I know tons of people who are near and dear to me who love this. Maybe they bleed less than me. Maybe their cup adheres really securely to their birth canal. Maybe their anatomy is just perfect and they actually do bleed those 2 cute little teaspoons for only 3.5 days. I don’t know!
It honestly KIND OF works but definitely not on my 1 day where I turn into that bloody elevator GIF. To be fair, nothing really works too well on this day. I burn through tampons and pads like no other and it’s apparently normal. I’m just close to menopause and things go out of hand. It’s the simple truth of the matter.
I think this works well for light-normal days. Wonderful if you’re at home or the office or sleeping or even a very light work out. I think it’d be perfect for days you are flying and don’t want to fumble with pads or tampons during turbulence. If you are always pretty light or have pretty normal flows, this is the one for you. Make sure you clean it thoroughly. Make sure you use a liner just in case. Again, nothing is ever certain here other than death and taxes. Unless you are a stationary, sturdy pipe, you’re probably going to leak, even a little bit.
If your middle name during that time of the month is Bloody Hell, then I don’t recommend this. The tampon or pad situation is already messy enough. This will only be messier! If the sight of blood makes you queasy, this definitely is not for you. I was amazed but how much I actually bled, but then I also had confirmation that I actually do die a little each month and wasn’t sure how to process that.
Lena Menstrual cup is convenient when you need more time than what a tampon or Always Infinity pad can afford you. It’s inconvenient in that you need a sink, water, and soap to reuse it.
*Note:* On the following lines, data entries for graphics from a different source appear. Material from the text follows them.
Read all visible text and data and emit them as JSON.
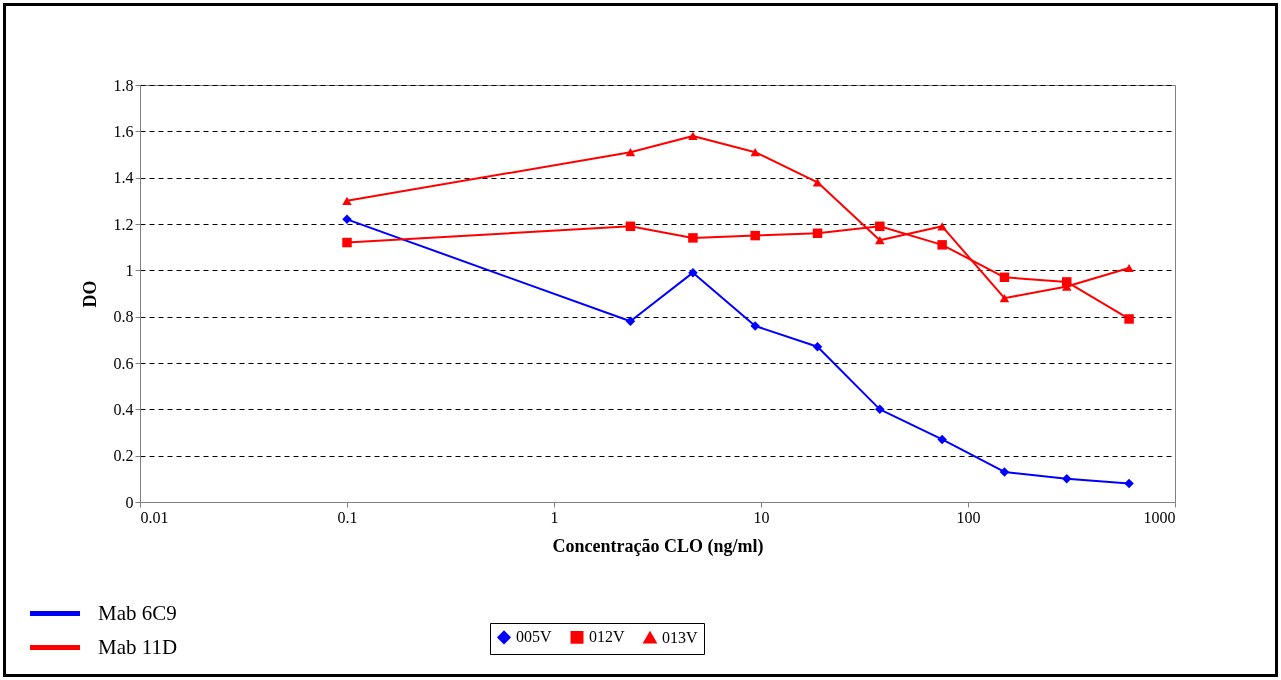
{
  "chart_data": {
    "type": "line",
    "xlabel": "Concentração CLO (ng/ml)",
    "ylabel": "DO",
    "x": [
      0.1,
      2.34,
      4.69,
      9.375,
      18.75,
      37.5,
      75,
      150,
      300,
      600
    ],
    "series": [
      {
        "name": "005V",
        "color": "#0000ff",
        "marker": "diamond",
        "values": [
          1.22,
          0.78,
          0.99,
          0.76,
          0.67,
          0.4,
          0.27,
          0.13,
          0.1,
          0.08
        ]
      },
      {
        "name": "012V",
        "color": "#ff0000",
        "marker": "square",
        "values": [
          1.12,
          1.19,
          1.14,
          1.15,
          1.16,
          1.19,
          1.11,
          0.97,
          0.95,
          0.79
        ]
      },
      {
        "name": "013V",
        "color": "#ff0000",
        "marker": "triangle",
        "values": [
          1.3,
          1.51,
          1.58,
          1.51,
          1.38,
          1.13,
          1.19,
          0.88,
          0.93,
          1.01
        ]
      }
    ],
    "log": "x",
    "xlim": [
      0.01,
      1000
    ],
    "xticks": [
      0.01,
      0.1,
      1,
      10,
      100,
      1000
    ],
    "ylim": [
      0,
      1.8
    ],
    "yticks": [
      0,
      0.2,
      0.4,
      0.6,
      0.8,
      1,
      1.2,
      1.4,
      1.6,
      1.8
    ],
    "grid": "y",
    "legend": "bottom",
    "line_style": "solid",
    "annotations": [
      "Mab 6C9",
      "Mab 11D"
    ]
  }
}
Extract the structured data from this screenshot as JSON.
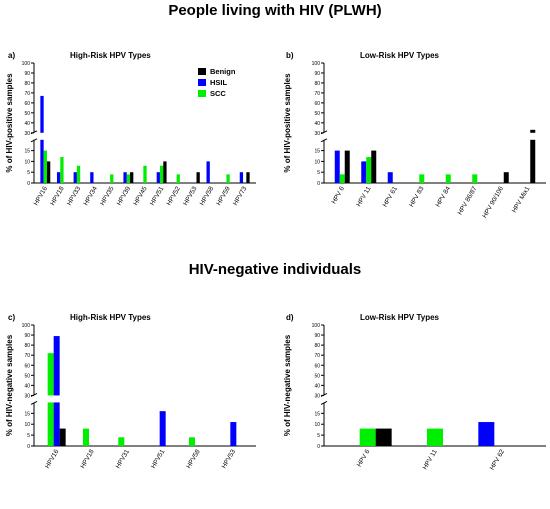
{
  "page": {
    "title_top": "People living with HIV (PLWH)",
    "title_bottom": "HIV-negative individuals"
  },
  "legend": [
    "Benign",
    "HSIL",
    "SCC"
  ],
  "colors": {
    "Benign": "#000000",
    "HSIL": "#0000ff",
    "SCC": "#00ee00"
  },
  "chart_data": [
    {
      "id": "a",
      "type": "bar",
      "panel_label": "a)",
      "title": "High-Risk HPV Types",
      "ylabel": "% of HIV-positive samples",
      "ylim": [
        0,
        100
      ],
      "y_break": [
        20,
        30
      ],
      "y_ticks_lower": [
        0,
        5,
        10,
        15
      ],
      "y_ticks_upper": [
        30,
        40,
        50,
        60,
        70,
        80,
        90,
        100
      ],
      "legend_position": "top-right",
      "categories": [
        "HPV16",
        "HPV18",
        "HPV33",
        "HPV34",
        "HPV35",
        "HPV39",
        "HPV45",
        "HPV51",
        "HPV52",
        "HPV53",
        "HPV58",
        "HPV59",
        "HPV73"
      ],
      "series": [
        {
          "name": "Benign",
          "values": [
            10,
            0,
            0,
            0,
            0,
            5,
            0,
            10,
            0,
            5,
            0,
            0,
            5
          ]
        },
        {
          "name": "HSIL",
          "values": [
            67,
            5,
            5,
            5,
            0,
            5,
            0,
            5,
            0,
            0,
            10,
            0,
            5
          ]
        },
        {
          "name": "SCC",
          "values": [
            15,
            12,
            8,
            0,
            4,
            4,
            8,
            8,
            4,
            0,
            0,
            4,
            0
          ]
        }
      ]
    },
    {
      "id": "b",
      "type": "bar",
      "panel_label": "b)",
      "title": "Low-Risk HPV Types",
      "ylabel": "% of HIV-positive samples",
      "ylim": [
        0,
        100
      ],
      "y_break": [
        20,
        30
      ],
      "y_ticks_lower": [
        0,
        5,
        10,
        15
      ],
      "y_ticks_upper": [
        30,
        40,
        50,
        60,
        70,
        80,
        90,
        100
      ],
      "categories": [
        "HPV 6",
        "HPV 11",
        "HPV 61",
        "HPV 83",
        "HPV 84",
        "HPV 86/87",
        "HPV 90/106",
        "HPV Mix1"
      ],
      "series": [
        {
          "name": "Benign",
          "values": [
            15,
            15,
            0,
            0,
            0,
            0,
            5,
            33
          ]
        },
        {
          "name": "HSIL",
          "values": [
            15,
            10,
            5,
            0,
            0,
            0,
            0,
            0
          ]
        },
        {
          "name": "SCC",
          "values": [
            4,
            12,
            0,
            4,
            4,
            4,
            0,
            0
          ]
        }
      ]
    },
    {
      "id": "c",
      "type": "bar",
      "panel_label": "c)",
      "title": "High-Risk  HPV Types",
      "ylabel": "% of HIV-negative samples",
      "ylim": [
        0,
        100
      ],
      "y_break": [
        20,
        30
      ],
      "y_ticks_lower": [
        0,
        5,
        10,
        15
      ],
      "y_ticks_upper": [
        30,
        40,
        50,
        60,
        70,
        80,
        90,
        100
      ],
      "categories": [
        "HPV16",
        "HPV18",
        "HPV31",
        "HPV51",
        "HPV58",
        "HPV53"
      ],
      "series": [
        {
          "name": "Benign",
          "values": [
            8,
            0,
            0,
            0,
            0,
            0
          ]
        },
        {
          "name": "HSIL",
          "values": [
            89,
            0,
            0,
            16,
            0,
            11
          ]
        },
        {
          "name": "SCC",
          "values": [
            72,
            8,
            4,
            0,
            4,
            0
          ]
        }
      ],
      "order": [
        "SCC",
        "HSIL",
        "Benign"
      ]
    },
    {
      "id": "d",
      "type": "bar",
      "panel_label": "d)",
      "title": "Low-Risk HPV Types",
      "ylabel": "% of HIV-negative samples",
      "ylim": [
        0,
        100
      ],
      "y_break": [
        20,
        30
      ],
      "y_ticks_lower": [
        0,
        5,
        10,
        15
      ],
      "y_ticks_upper": [
        30,
        40,
        50,
        60,
        70,
        80,
        90,
        100
      ],
      "categories": [
        "HPV 6",
        "HPV 11",
        "HPV 62"
      ],
      "series": [
        {
          "name": "Benign",
          "values": [
            8,
            0,
            0
          ]
        },
        {
          "name": "HSIL",
          "values": [
            0,
            0,
            11
          ]
        },
        {
          "name": "SCC",
          "values": [
            8,
            8,
            0
          ]
        }
      ]
    }
  ]
}
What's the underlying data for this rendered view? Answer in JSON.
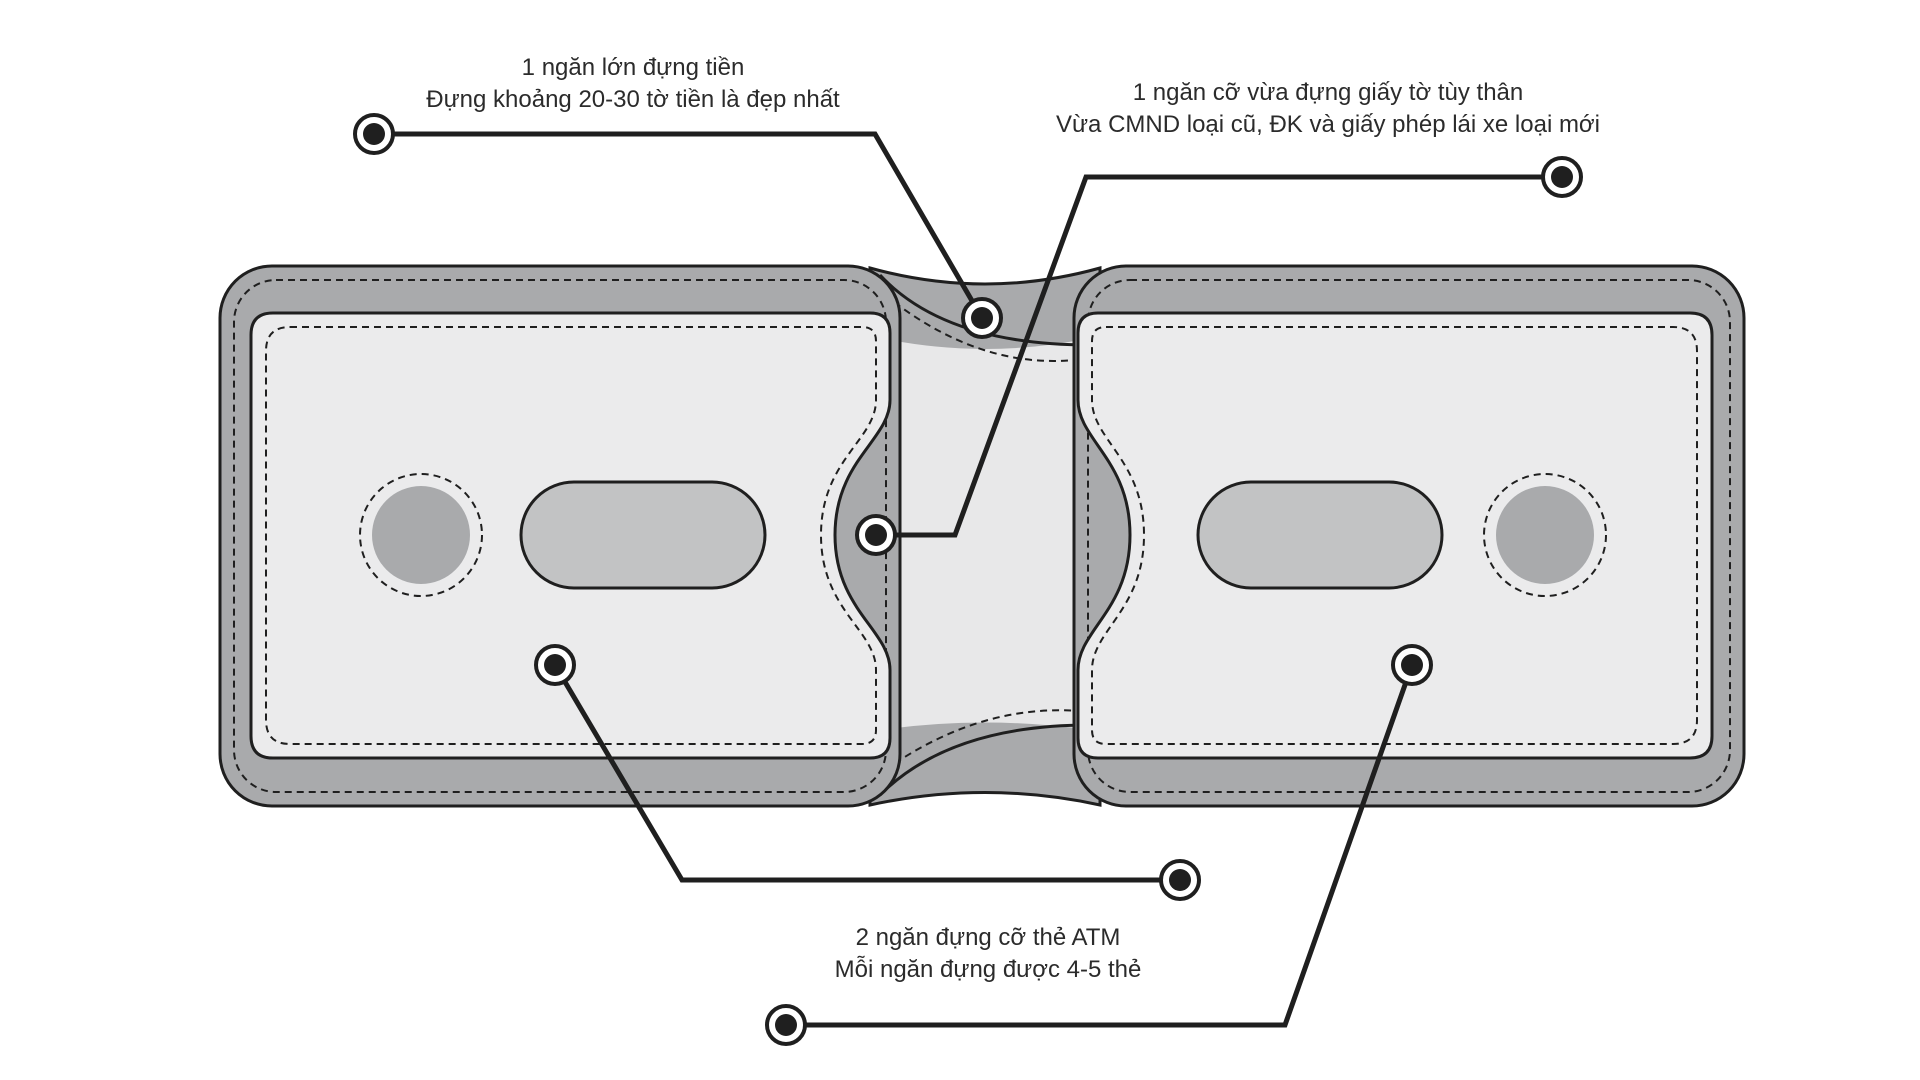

And you know what? With a tampon, you are near the area and you do get your fingers a bit bloody. But, with the cup, you are further up the ladder to ensure perfect suction adherence. Ugh. Just can’t do that multiple times a day with the rate of bleedage I experience.
“Oh god is it normal to bleed that much?” you ask? Well, I’m not actually dead YET, so sure, yes.
There’s a time, place, situation, and day of your cycle that this would be PERFECT. You get to decide on that. For me, I’m back to Always Infinity at night and found some lovely organic tampons for days, times, and situations I can’t be fidgeting with a woman diaper. The Lena Menstrual cup is cute, it’s inviting, and it has its purpose. I think all forms of period management are great and none are more superior than others. Go with with you feel comfortable with during the most uncomfortable time of the month for you.
I hope this review helps anyone who is on the fence or curious about the cup. Give it a try. It really is great to have on hand even if you don’t use it every month. Again, during the normal-light days, where you’re near a sink, and you have some even where you can’t be worrying about changing your tampon/pad every few hours. Ex: friend’s wedding, short hike, dinner date, brunch, coffee, or if you want a good 4 hour stretch of sleep.
P.S. I’m done using the word cup, forver.